The music presented here is quite sumptuous, with Walter Frye’s Mass for three voices proving a real revelation. Its five sections are spread throughout the disc. This is the fourth disc for Hyperion which The Binchois Consort have dedicated to the music of Frye, though the only other I have heard is The Lilly and the Rose (CDA68228). On this evidence I will be investing in the others. The Mass itself is based upon the plainsong used in Matins on the feast day of Saint Katherine on 25th November. The music is beautifully sung by The Binchois Consort, who really bring out the mellifluous quality of the music.

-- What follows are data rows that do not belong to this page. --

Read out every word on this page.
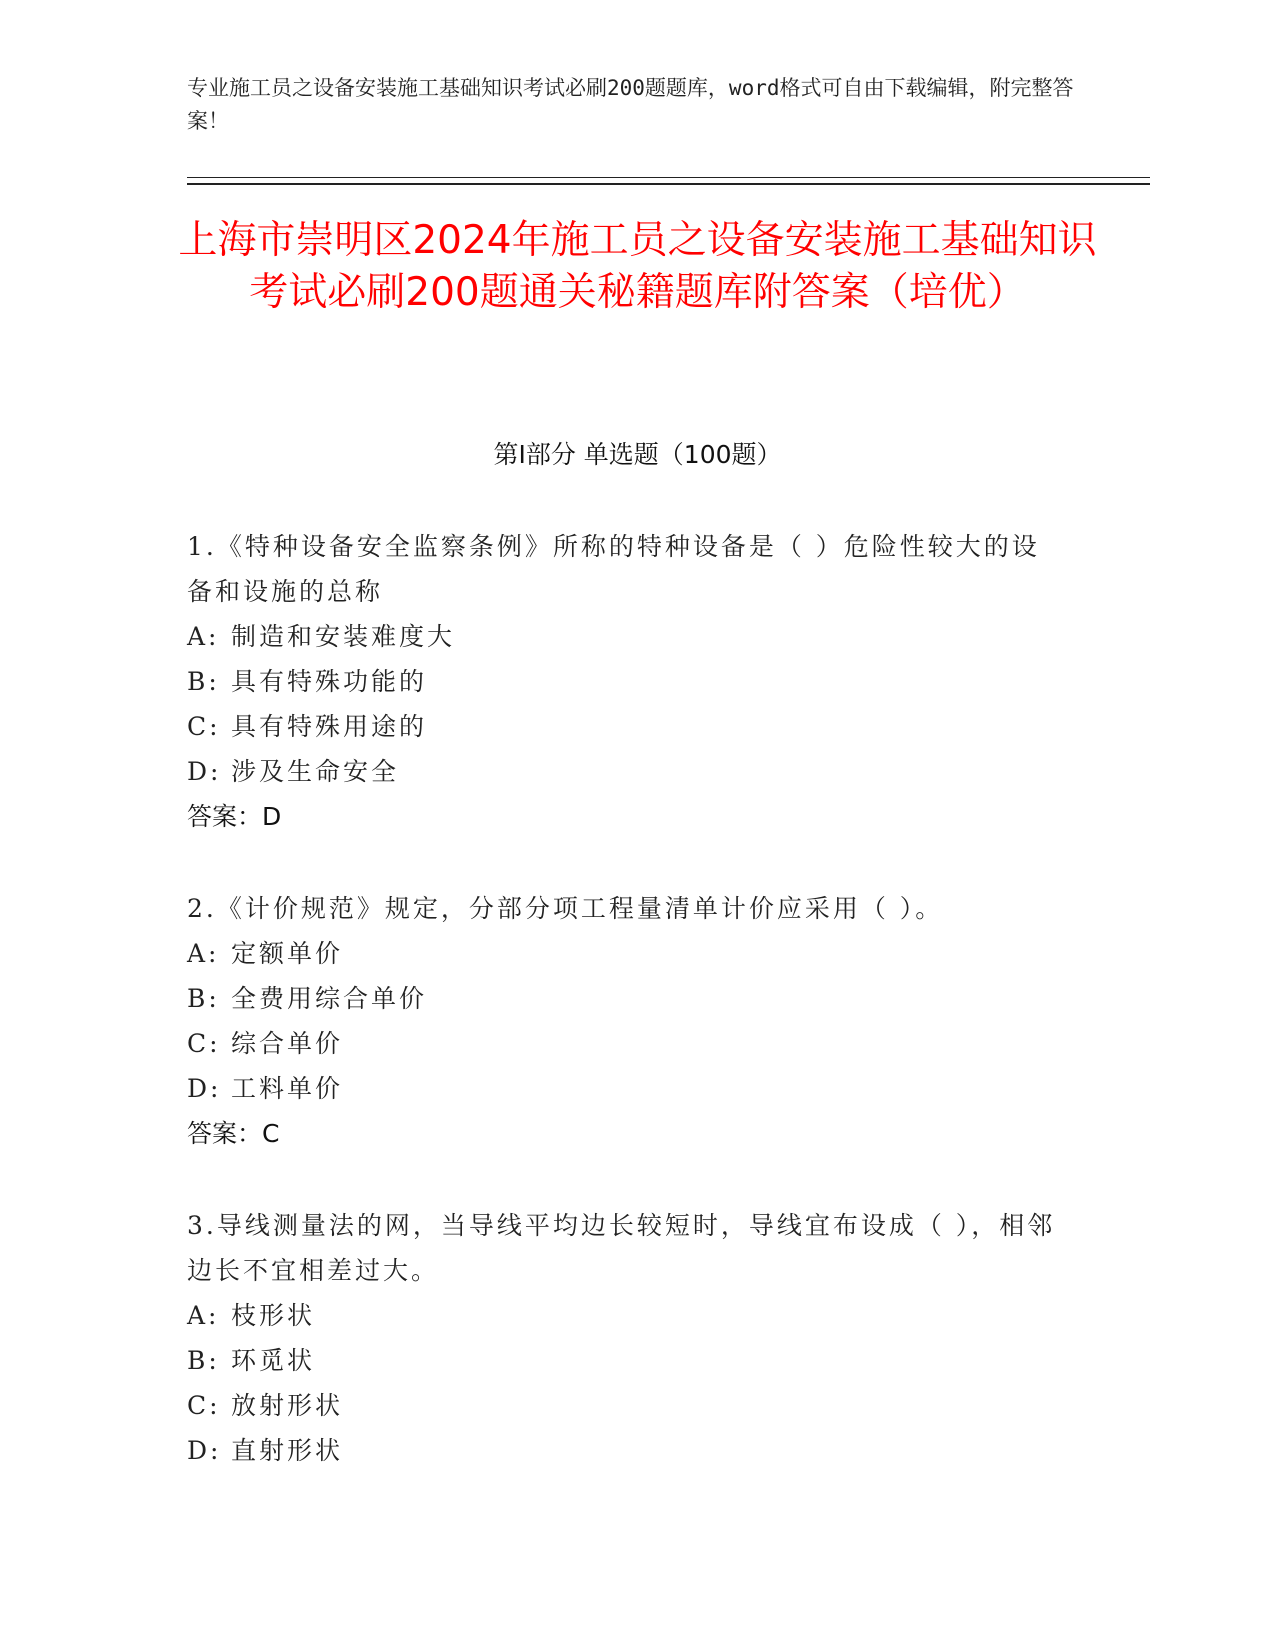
专业施工员之设备安装施工基础知识考试必刷200题题库，word格式可自由下载编辑，附完整答案！
上海市崇明区2024年施工员之设备安装施工基础知识考试必刷200题通关秘籍题库附答案（培优）
第Ⅰ部分 单选题（100题）
1.《特种设备安全监察条例》所称的特种设备是（ ）危险性较大的设备和设施的总称
A: 制造和安装难度大
B: 具有特殊功能的
C: 具有特殊用途的
D: 涉及生命安全
答案：D
2.《计价规范》规定，分部分项工程量清单计价应采用（ ）。
A: 定额单价
B: 全费用综合单价
C: 综合单价
D: 工料单价
答案：C
3.导线测量法的网，当导线平均边长较短时，导线宜布设成（ ），相邻边长不宜相差过大。
A: 枝形状
B: 环觅状
C: 放射形状
D: 直射形状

A super find.
Of the rest of the music presented on this disc, one name stands out—John Dunstaple, probably the best-known composer here. His Gaude virgo Katherina is quite beautiful, as is his Salve scema sanctitatis, especially in the way the composer divides the texts between the different voices. Whilst the music of Robert Driffelde shows that The Binchois Consort and their director Andrew Kirkman’s zeal in searching the musical byways for gems is worth it—these mass movements are wonderful. The setting by Thomas Byttering, a composer new to me, is likewise charming, En Katerine solennia fully deserving its place here.
This is an excellent disc, with The Binchois Consort in brilliant voice throughout. They are unfailingly well-balanced and controlled—the warm polyphony is expertly and clearly enunciated, whilst the tempos bring out the best from the music. The recorded sound is excellent, while the booklet notes, only in English, are informative and valuable. Full Latin texts and English translations also included.